Die damit zu Unrecht angesetzten Positionen summieren sich auf 2.740,08 €. Berechtigt ist die Klageforderung somit nur in Höhe von 7.951,80 €.

4. Die weiteren Einwendungen des Beklagten greifen nicht durch.

Die Nachzahlungsforderungen für verauslagte Betriebskosten sind nicht verjährt. Die Verjährungsfrist für Forderungen aus abgerechneten Betriebskosten betrug früher 4 Jahre nach § 197 BGB a.F. und beträgt nunmehr 3 Jahre, § 195 BGB. Sie beginnt, wie der Beklagte verkennt, erst mit Zugang der nachprüfbaren Abrechnung beim Mieter (vgl. Wolf/Eckert/Ball, Handbuch des gewerblichen Miet-, Pacht- und Leasingrechts, 9. Auflage, Rn. 513 m.w.N.). Die Verjährungsfrist für die älteste Forderung auf Grund der Abrechnung vom 2.5.2002 für 1997 begann somit frühestens mit dem eben genannten Abrechnungsdatum und war bei Einrechung der Klage am 28. Juni 2004, die demnächst (§ 167 ZPO) zugestellt wurde, noch nicht abgelaufen.

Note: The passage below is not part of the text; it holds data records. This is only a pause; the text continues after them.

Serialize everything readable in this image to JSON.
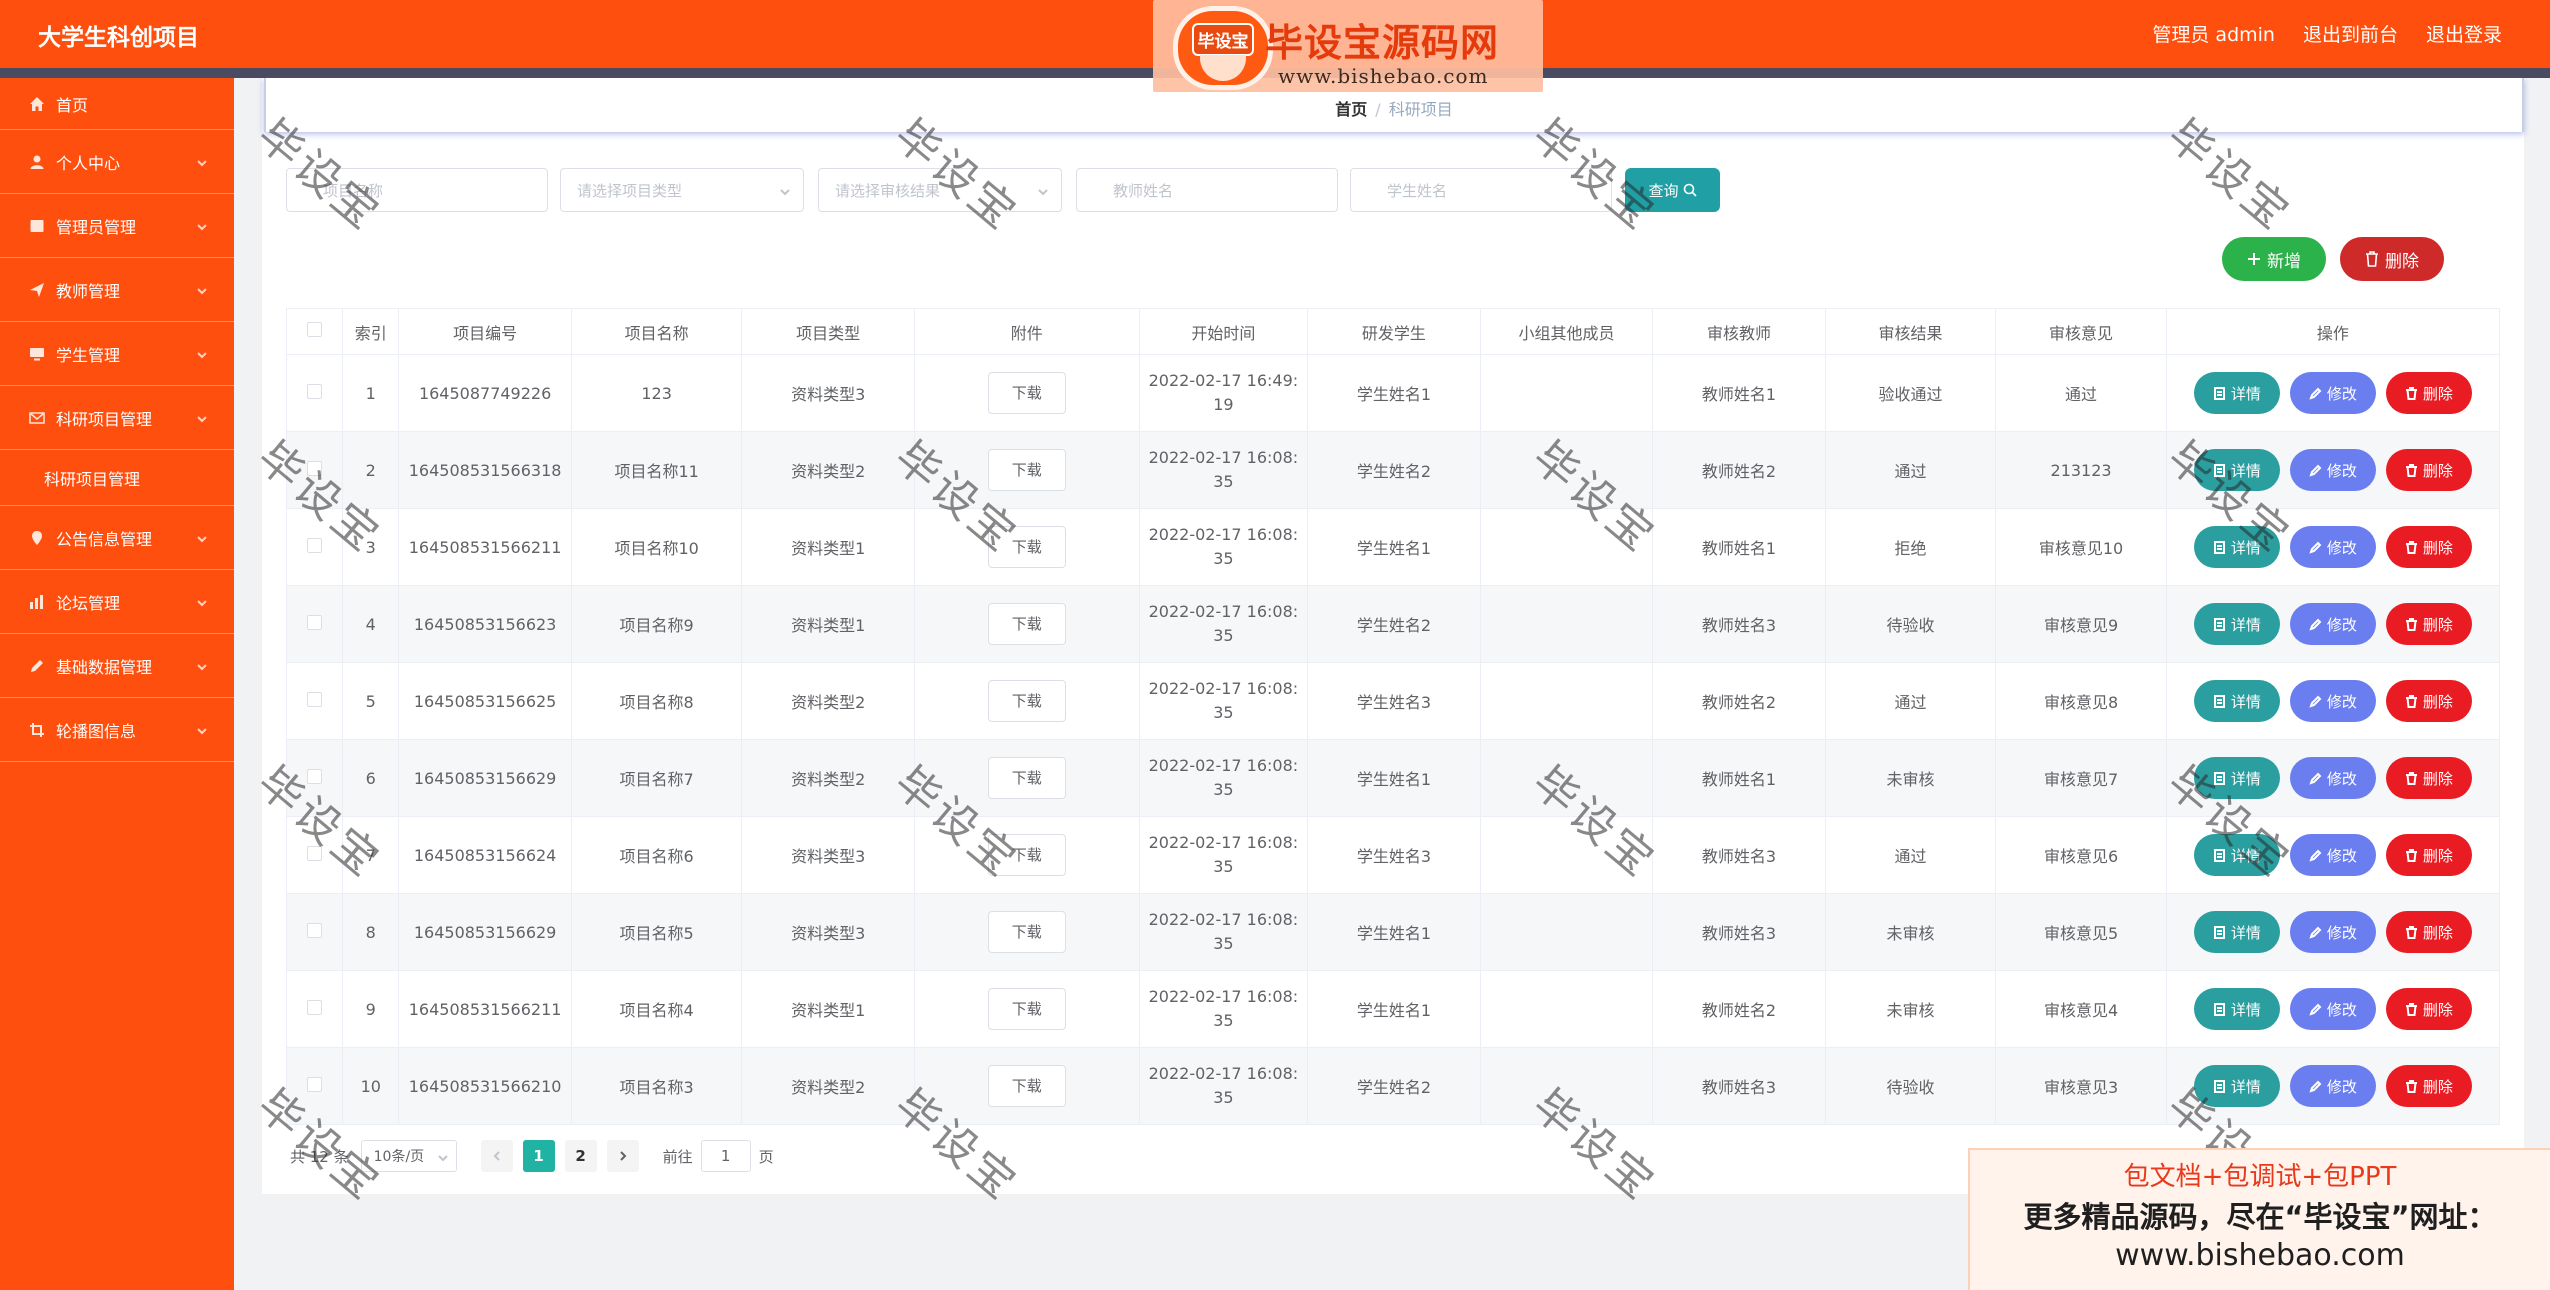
{
  "app_title": "大学生科创项目",
  "top_links": {
    "admin": "管理员 admin",
    "front": "退出到前台",
    "logout": "退出登录"
  },
  "logo": {
    "badge": "毕设宝",
    "title": "毕设宝源码网",
    "url": "www.bishebao.com"
  },
  "sidebar": {
    "items": [
      {
        "label": "首页",
        "icon": "home-icon"
      },
      {
        "label": "个人中心",
        "icon": "user-icon"
      },
      {
        "label": "管理员管理",
        "icon": "admin-icon"
      },
      {
        "label": "教师管理",
        "icon": "send-icon"
      },
      {
        "label": "学生管理",
        "icon": "monitor-icon"
      },
      {
        "label": "科研项目管理",
        "icon": "mail-icon"
      },
      {
        "label": "公告信息管理",
        "icon": "location-icon"
      },
      {
        "label": "论坛管理",
        "icon": "chart-icon"
      },
      {
        "label": "基础数据管理",
        "icon": "edit-icon"
      },
      {
        "label": "轮播图信息",
        "icon": "crop-icon"
      }
    ],
    "subitem": "科研项目管理"
  },
  "breadcrumb": {
    "home": "首页",
    "sep": "/",
    "current": "科研项目"
  },
  "search": {
    "project_name": "项目名称",
    "project_type": "请选择项目类型",
    "review_result": "请选择审核结果",
    "teacher_name": "教师姓名",
    "student_name": "学生姓名",
    "query_label": "查询"
  },
  "actions": {
    "add": "新增",
    "delete": "删除"
  },
  "table": {
    "headers": [
      "索引",
      "项目编号",
      "项目名称",
      "项目类型",
      "附件",
      "开始时间",
      "研发学生",
      "小组其他成员",
      "审核教师",
      "审核结果",
      "审核意见",
      "操作"
    ],
    "download_label": "下载",
    "op_labels": {
      "detail": "详情",
      "edit": "修改",
      "remove": "删除"
    },
    "rows": [
      {
        "idx": "1",
        "code": "1645087749226",
        "name": "123",
        "type": "资料类型3",
        "time": "2022-02-17 16:49:19",
        "student": "学生姓名1",
        "members": "",
        "teacher": "教师姓名1",
        "result": "验收通过",
        "opinion": "通过"
      },
      {
        "idx": "2",
        "code": "164508531566318",
        "name": "项目名称11",
        "type": "资料类型2",
        "time": "2022-02-17 16:08:35",
        "student": "学生姓名2",
        "members": "",
        "teacher": "教师姓名2",
        "result": "通过",
        "opinion": "213123"
      },
      {
        "idx": "3",
        "code": "164508531566211",
        "name": "项目名称10",
        "type": "资料类型1",
        "time": "2022-02-17 16:08:35",
        "student": "学生姓名1",
        "members": "",
        "teacher": "教师姓名1",
        "result": "拒绝",
        "opinion": "审核意见10"
      },
      {
        "idx": "4",
        "code": "16450853156623",
        "name": "项目名称9",
        "type": "资料类型1",
        "time": "2022-02-17 16:08:35",
        "student": "学生姓名2",
        "members": "",
        "teacher": "教师姓名3",
        "result": "待验收",
        "opinion": "审核意见9"
      },
      {
        "idx": "5",
        "code": "16450853156625",
        "name": "项目名称8",
        "type": "资料类型2",
        "time": "2022-02-17 16:08:35",
        "student": "学生姓名3",
        "members": "",
        "teacher": "教师姓名2",
        "result": "通过",
        "opinion": "审核意见8"
      },
      {
        "idx": "6",
        "code": "16450853156629",
        "name": "项目名称7",
        "type": "资料类型2",
        "time": "2022-02-17 16:08:35",
        "student": "学生姓名1",
        "members": "",
        "teacher": "教师姓名1",
        "result": "未审核",
        "opinion": "审核意见7"
      },
      {
        "idx": "7",
        "code": "16450853156624",
        "name": "项目名称6",
        "type": "资料类型3",
        "time": "2022-02-17 16:08:35",
        "student": "学生姓名3",
        "members": "",
        "teacher": "教师姓名3",
        "result": "通过",
        "opinion": "审核意见6"
      },
      {
        "idx": "8",
        "code": "16450853156629",
        "name": "项目名称5",
        "type": "资料类型3",
        "time": "2022-02-17 16:08:35",
        "student": "学生姓名1",
        "members": "",
        "teacher": "教师姓名3",
        "result": "未审核",
        "opinion": "审核意见5"
      },
      {
        "idx": "9",
        "code": "164508531566211",
        "name": "项目名称4",
        "type": "资料类型1",
        "time": "2022-02-17 16:08:35",
        "student": "学生姓名1",
        "members": "",
        "teacher": "教师姓名2",
        "result": "未审核",
        "opinion": "审核意见4"
      },
      {
        "idx": "10",
        "code": "164508531566210",
        "name": "项目名称3",
        "type": "资料类型2",
        "time": "2022-02-17 16:08:35",
        "student": "学生姓名2",
        "members": "",
        "teacher": "教师姓名3",
        "result": "待验收",
        "opinion": "审核意见3"
      }
    ]
  },
  "pagination": {
    "total": "共 12 条",
    "page_size": "10条/页",
    "pages": [
      "1",
      "2"
    ],
    "current": "1",
    "goto_prefix": "前往",
    "goto_value": "1",
    "goto_suffix": "页"
  },
  "watermark": "毕设宝",
  "ad": {
    "line1": "包文档+包调试+包PPT",
    "line2": "更多精品源码，尽在“毕设宝”网址：",
    "line3": "www.bishebao.com"
  },
  "colors": {
    "topbar": "#ff4f0f",
    "sidebar": "#ff4f0f",
    "query": "#20a0a4",
    "add": "#2cb24b",
    "delete": "#cf2a2a",
    "detail": "#2b9ea0",
    "edit": "#6b7ef0",
    "remove": "#ea1c23",
    "page_active": "#20b3a4"
  }
}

Die Betriebskostennachzahlungsansprüche der Klägerin sind nicht verwirkt (§ 242 BGB). Der Rechtsgedanke der Verwirkung, der auch im Miet- und Pachtrecht gilt, ist ein Unterfall der unzulässigen Rechtsausübung auf Grund widersprüchlichen Verhaltens. Danach ist ein Recht verwirkt, wenn der Berechtigte es für längere Zeit nicht geltend gemacht und der Verpflichtete sich darauf eingerichtet hat und nach dem gesamten Verhalten des Berechtigten auch darauf einrichten durfte, dass dieser das Recht auch in Zukunft nicht geltend machen werde (vgl. BGH, Urteil vom 19.10.2005 - XII ZR 224/03 = NJW 2006, 219). Der Beklagte hat weder dargetan, dass er sich darauf eingerichtet hätte, Betriebskosten nicht nachzahlen zu müssen, noch hat er besondere Umstände vorgebracht, die die Feststellung rechtfertigen können, der Vermieter habe die Forderungen nicht mehr geltend machen wollen.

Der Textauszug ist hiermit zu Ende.